Bookstores & Self-Improvement
If you’re anything like me then our literary dreams seem to, almost without exception, fall flat.
Bookstores
A bookstore: galore with shiny, polished hardcovers, and hipsterish employees, is a Mecca of future possibilities: strolling through it, one thinks of all that could be accomplished just as soon as a book becomes theirs.
Though we don’t realize it in our moments of browsing, bookstores are a parallel to goal-setting for most of us.
There’s Bookstores… and Then There’s What Actually Happens
It’s always more appealing to dream about the future things we’ll do: the workout regimen followed, the project completed, the foods eaten, than to actually do them.

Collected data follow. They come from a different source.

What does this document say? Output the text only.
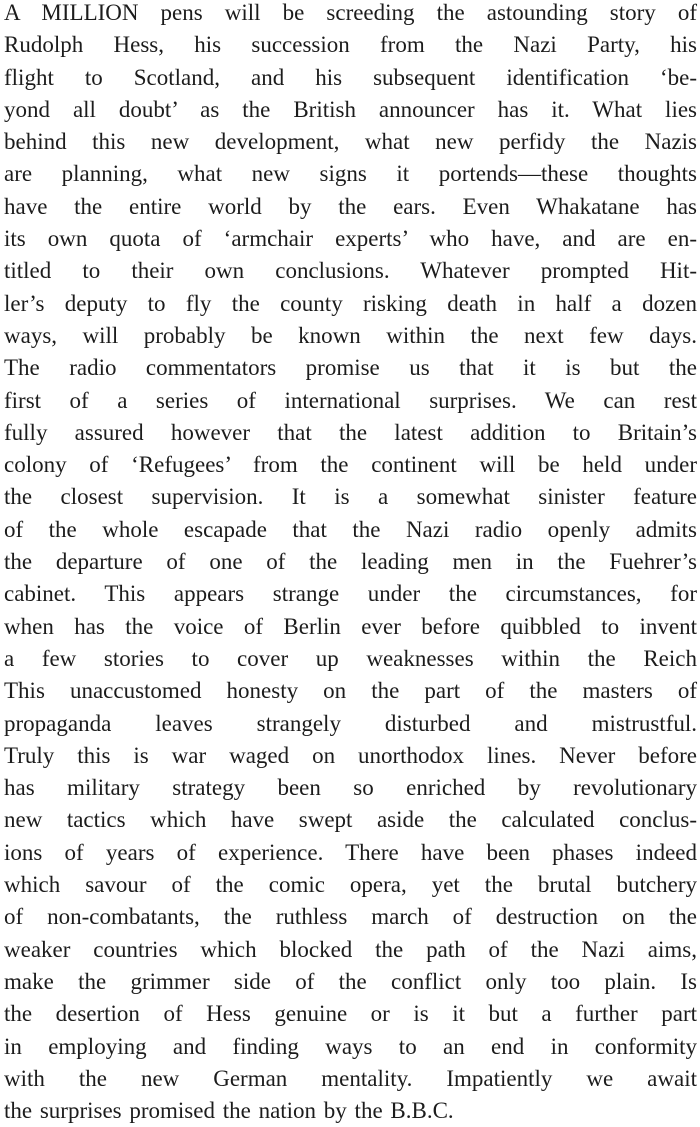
A MILLION pens will be screeding the astounding story of
Rudolph Hess, his succession from the Nazi Party, his
flight to Scotland, and his subsequent identification ‘be-
yond all doubt’ as the British announcer has it. What lies
behind this new development, what new perfidy the Nazis
are planning, what new signs it portends—these thoughts
have the entire world by the ears. Even Whakatane has
its own quota of ‘armchair experts’ who have, and are en-
titled to their own conclusions. Whatever prompted Hit-
ler’s deputy to fly the county risking death in half a dozen
ways, will probably be known within the next few days.
The radio commentators promise us that it is but the
first of a series of international surprises. We can rest
fully assured however that the latest addition to Britain’s
colony of ‘Refugees’ from the continent will be held under
the closest supervision. It is a somewhat sinister feature
of the whole escapade that the Nazi radio openly admits
the departure of one of the leading men in the Fuehrer’s
cabinet. This appears strange under the circumstances, for
when has the voice of Berlin ever before quibbled to invent
a few stories to cover up weaknesses within the Reich
This unaccustomed honesty on the part of the masters of
propaganda leaves strangely disturbed and mistrustful.
Truly this is war waged on unorthodox lines. Never before
has military strategy been so enriched by revolutionary
new tactics which have swept aside the calculated conclus-
ions of years of experience. There have been phases indeed
which savour of the comic opera, yet the brutal butchery
of non-combatants, the ruthless march of destruction on the
weaker countries which blocked the path of the Nazi aims,
make the grimmer side of the conflict only too plain. Is
the desertion of Hess genuine or is it but a further part
in employing and finding ways to an end in conformity
with the new German mentality. Impatiently we await
the surprises promised the nation by the B.B.C.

It’s always more appealing to watch glossy, vibrant covers: imagining the growth to come in their pages, than to actually read them.
We subconsciously, and rather foolishly, believe, regardless of past experience, that with one simple action: the swipe of a card, the rest will follow: the action will follow, the improvement will follow.
In reality, though, for the vast majority of book buyers those same shiny, manufactured covers transform into nothing more than sculptures on our shelves: stationary objects to be marveled at and displayed.
The Pit We Lead Ourselves Into
What happens oftentimes is that, after we’ve acquired all the proper materials, we put off accomplishing our goals: at first, reasonably, but as we go on with usually little-to-no action, reasons to postpone our goals become increasingly amorphous and irrational, and the pressure: the weight of whatever it is we’ve conceived to do, builds to a manifested unrealistic, insurmountable level and the covers of books we once thought were soon-to-be-read became, not appealing signs of their intellectual value, but, titanium walls, with titles morphed into locks: impossible to open, confining daunting knowledge.
In personal experience, when I’ve delayed progress, progress that is stifling or starting a habit, or starting on a goal, I feel guilty of a believed-to-be irreconcilable crime to myself and, invariably because of my self-pity and guilt, when the time of me not improving, or rather not trying, steadily balloons, I give up entirely.
I make myself think that if I want to start it again, or at all, I have to begin the habit, goal, or activity by performing the absolute most I can muster to make up for lost time.
This backwards thinking brings me further into a hole of lethargy surrounding anything I’d like to accomplish, until, of course, a new goal: a new, sleek book cover, is found and I forget all about previous pursuits and naively suppose that just because of my self-credited ‘willpower,’ something will change.
Willpower Is For Losers
(I borrowed this title from a great YouTube video on the subject, go check it out)
Supposed self-improvement gurus (*cough,* *cough,* David Goggins) may tell you, “It’s all about your mindset, man!” “Willpower, brother!” and whilst they aren’t entirely wrong, -willpower is absolutely part of improving- it’s not, as they state, the entirety of the equation by any means.
What’s more important is, however clichéd at this point, consistency.
Flossing one tooth is leaps & bounds better than not flossing at all.
Flossing one tooth, or eating one piece of lettuce per day, trains your brain to habitually accomplishing it: considering it as the norm.
From there, flossing every tooth, or eating a whole salad every day, becomes a cake-walk.
These photos are pointless but I’m trying…
Mental Barriers
A while ago, it felt…—how do I say it?—more rugged and manly to pick up a habit, especially an unusually strenuous one, and go head-first with no trial period nor nothing to ensure success.
But, after nearly two years of doing exactly that and, in retrospect: stupidly, being clueless to my own unproductivity, I now recognize that rather than prioritizing being a macho man with no returns, or unhealthy intervals of burnout, I must prioritize consistency and progressively increase my load of doing: progressively floss another tooth every couple of days.
More Mental Barriers…
At points, even now, I and others may subconsciously consider ourselves too grand for these brain-hacking techniques—rather, we may think we can ‘freestyle’ productivity. However, it’s vital to not regard yourself as an exception in this: at least in my experience, it never leads to anywhere near the tried-and-true results of consistency and progressive overload. (I may have coined this—in self-improvement—though I don’t know.)
Concluding
I find that this way of productivity: consistency, consistently leads to building good habits, achieving goals: and doing what I’ve always wanted to do.
In conclusion, consistency and progressive overload are the ways to make sure of achievement.